Wuan, through her office, had booked a two-room suite for two nights at The Gurney Hotel beginning last Sunday. The hotel overlooks the stretch of casuarina trees where I used to frantically lick the ice cream as it dripped down the cone onto my hand and clothes. The ice cream man is no longer there. The beach is no longer there too, being replaced with huge rocks that were dumped there to prevent further erosion of the beach.

The hotel messed up the booking and we were left without a room. Since it was a Sunday, Wuan could not get her office to sort out the mix-up. After much arguing the hotel refused to budge and suggested that we pay for the first night for a studio suite at RM150 nett and then get Wuan’s office to clear up the booking on Monday. All flustered and hungry, we went looking for lunch first before deciding on the next course of action.

The hotel’s coffee house was serving Sunday buffet brunch for RM38 per person. We thought it was rather expensive for the limited amount that was on the buffet train. The waiter there offered to give us a 50% discount. Being the bargain suckers that we were, we decided to eat there. Still, I have tasted better buffet at much cheaper prices and serving more food that I care to eat.

View of Northam Road from Gurney Hotel Penang

Having come all the way already, Wuan decided to stay one night at her own expense and then get her office to sort it out the next day. As usual, we asked for higher floors. Surprisingly, we were given the highest floor which is the thirty sixth floor. The room window overlooked the Penang harbour, the entire old city and the Penang Bridge. The room had all the usual amenities one would find in other hotel rooms with the exception of a Jacuzzi. We rested a while and then decided to have our dinner at Gurney Plaza, which is at the other extreme end of Gurney Drive.

Gurney Drive Penang

The casuarina trees provided some shade from the sun which was still shinning brightly. I remember that fishermen and fishmongers used to sell their freshly caught fishes, prawns and crabs by the promenade. Now, there are mostly loafers and courting couples, people exercising and some who were fishing by the rocks just beside where the waves gently lapped. The view is still remarkable despite the changes but all this will soon change again when sea is reclaimed for commercial intents. When Gurney Drive is no longer there, I still will have these images to remind me when it was such a popular spot among the locals and tourists alike. Among others, Gurney Drive is synonymous with Penang. I cannot imagine a Penang without a Gurney Drive as it is today.

Loke Villa, Gurney Drive Penang

As we neared Gurney Plaza, we could see cars being parked haphazardly. This is a usual sight, especially during weekends. The unique building style of the Loke Villa caught Wuan’s attention and she took a few quick shots from outside the fence. When we reached Gurney Plaza, it was crowded.

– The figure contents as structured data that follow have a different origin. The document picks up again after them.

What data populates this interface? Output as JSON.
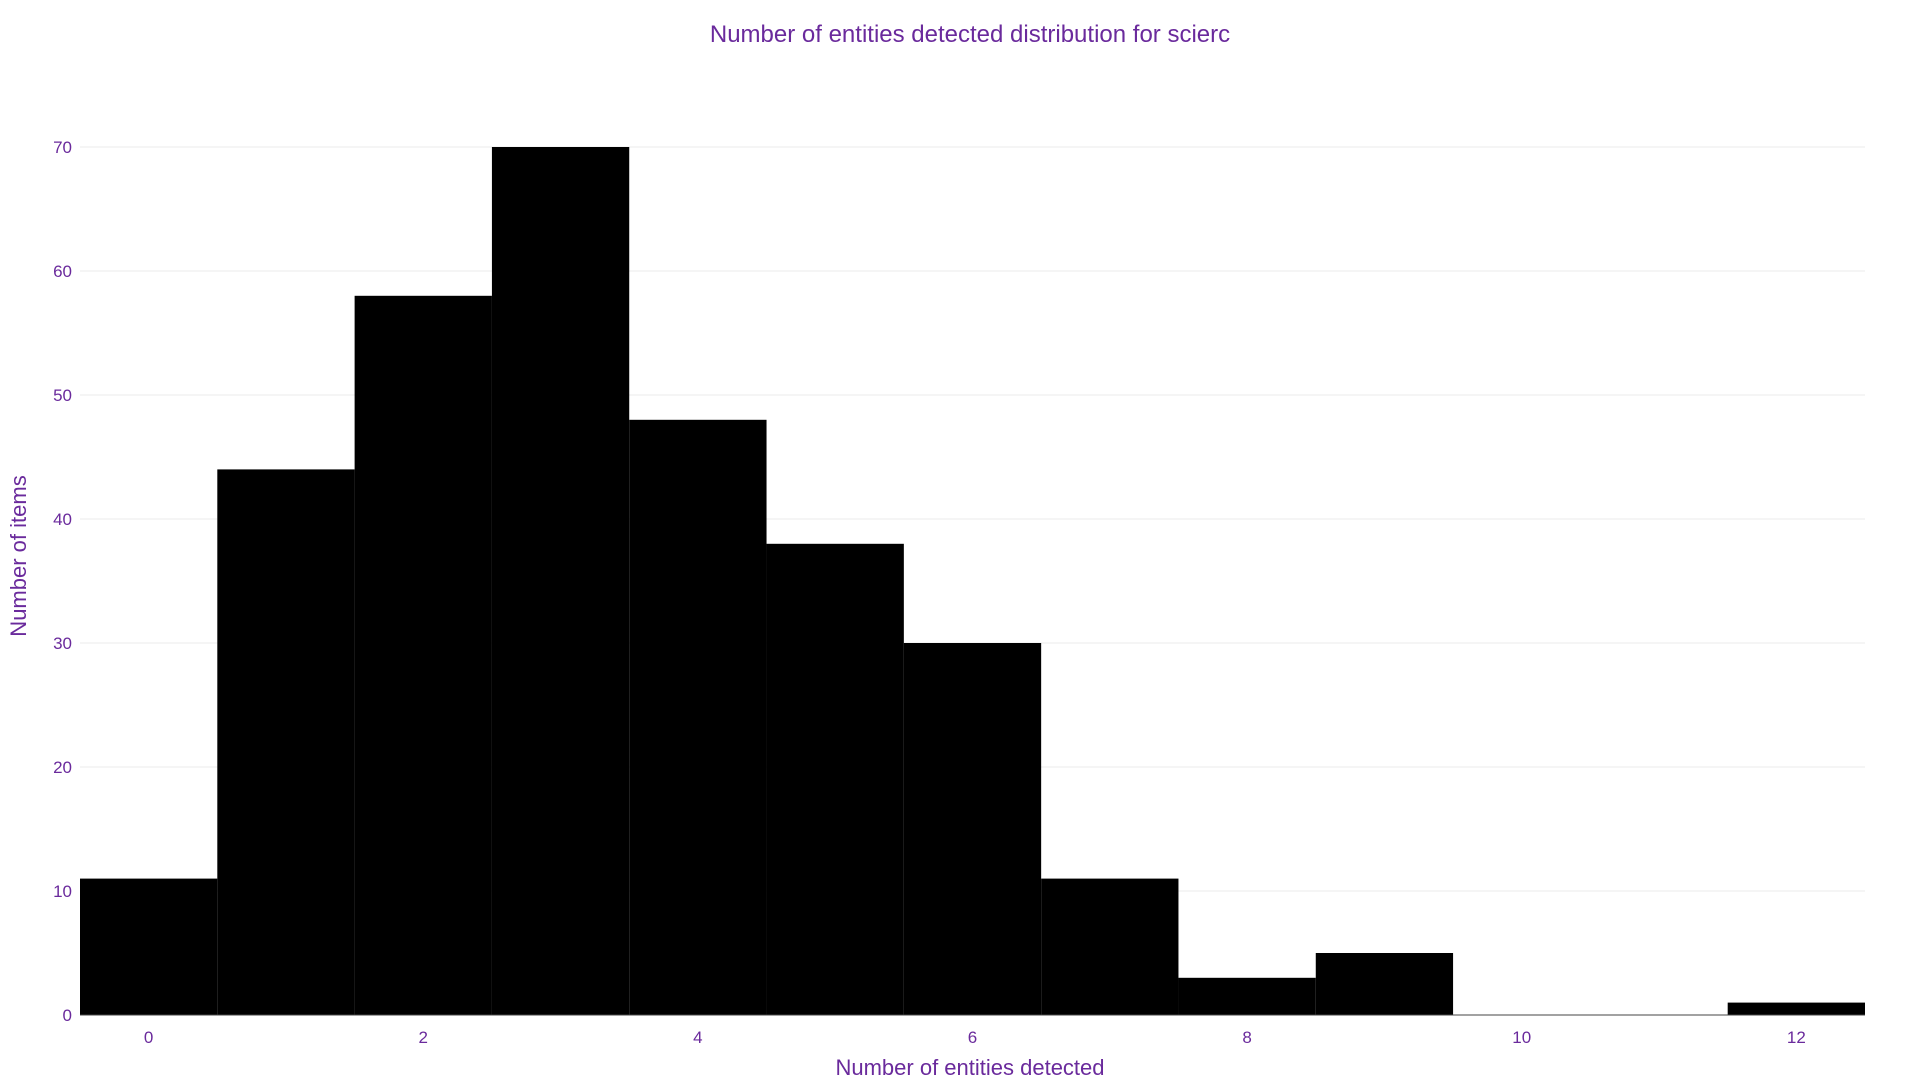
{
  "chart_data": {
    "type": "bar",
    "title": "Number of entities detected distribution for scierc",
    "xlabel": "Number of entities detected",
    "ylabel": "Number of items",
    "categories": [
      0,
      1,
      2,
      3,
      4,
      5,
      6,
      7,
      8,
      9,
      10,
      11,
      12
    ],
    "values": [
      11,
      44,
      58,
      70,
      48,
      38,
      30,
      11,
      3,
      5,
      0,
      0,
      1
    ],
    "bin_width": 1,
    "xlim": [
      -0.5,
      12.5
    ],
    "ylim": [
      0,
      70
    ],
    "xticks": [
      0,
      2,
      4,
      6,
      8,
      10,
      12
    ],
    "yticks": [
      0,
      10,
      20,
      30,
      40,
      50,
      60,
      70
    ],
    "grid": true,
    "legend": "none",
    "colors": {
      "bar": "#000000",
      "text": "#6a2a9c",
      "grid": "#ebebeb",
      "background": "#ffffff"
    }
  }
}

There was an auto exhibition outside and at the main atrium of the complex. We skirted around the exhibition area and checked out some of the clothes that were on sale at Parkson.

After buying bottled water and some buns from Cold Storage, we surveyed the food outlets that lined the walkway of the complex called the Gurney Place. We settled on La Manila for a wedge of chocolate cake and a grilled salmon set meal with mushroom soup, tea and ice cream. After dinner, it was a leisurely walk back to the hotel as a slight breeze was blowing and the night sight of Gurney Drive was a total transformation from the day with all the fairy lights strung across the road and the many food shops decking out their outlets with dainty lights to attract customers. We did not sleep that well that evening as I was consistently coughing throughout the night which woke Wuan up.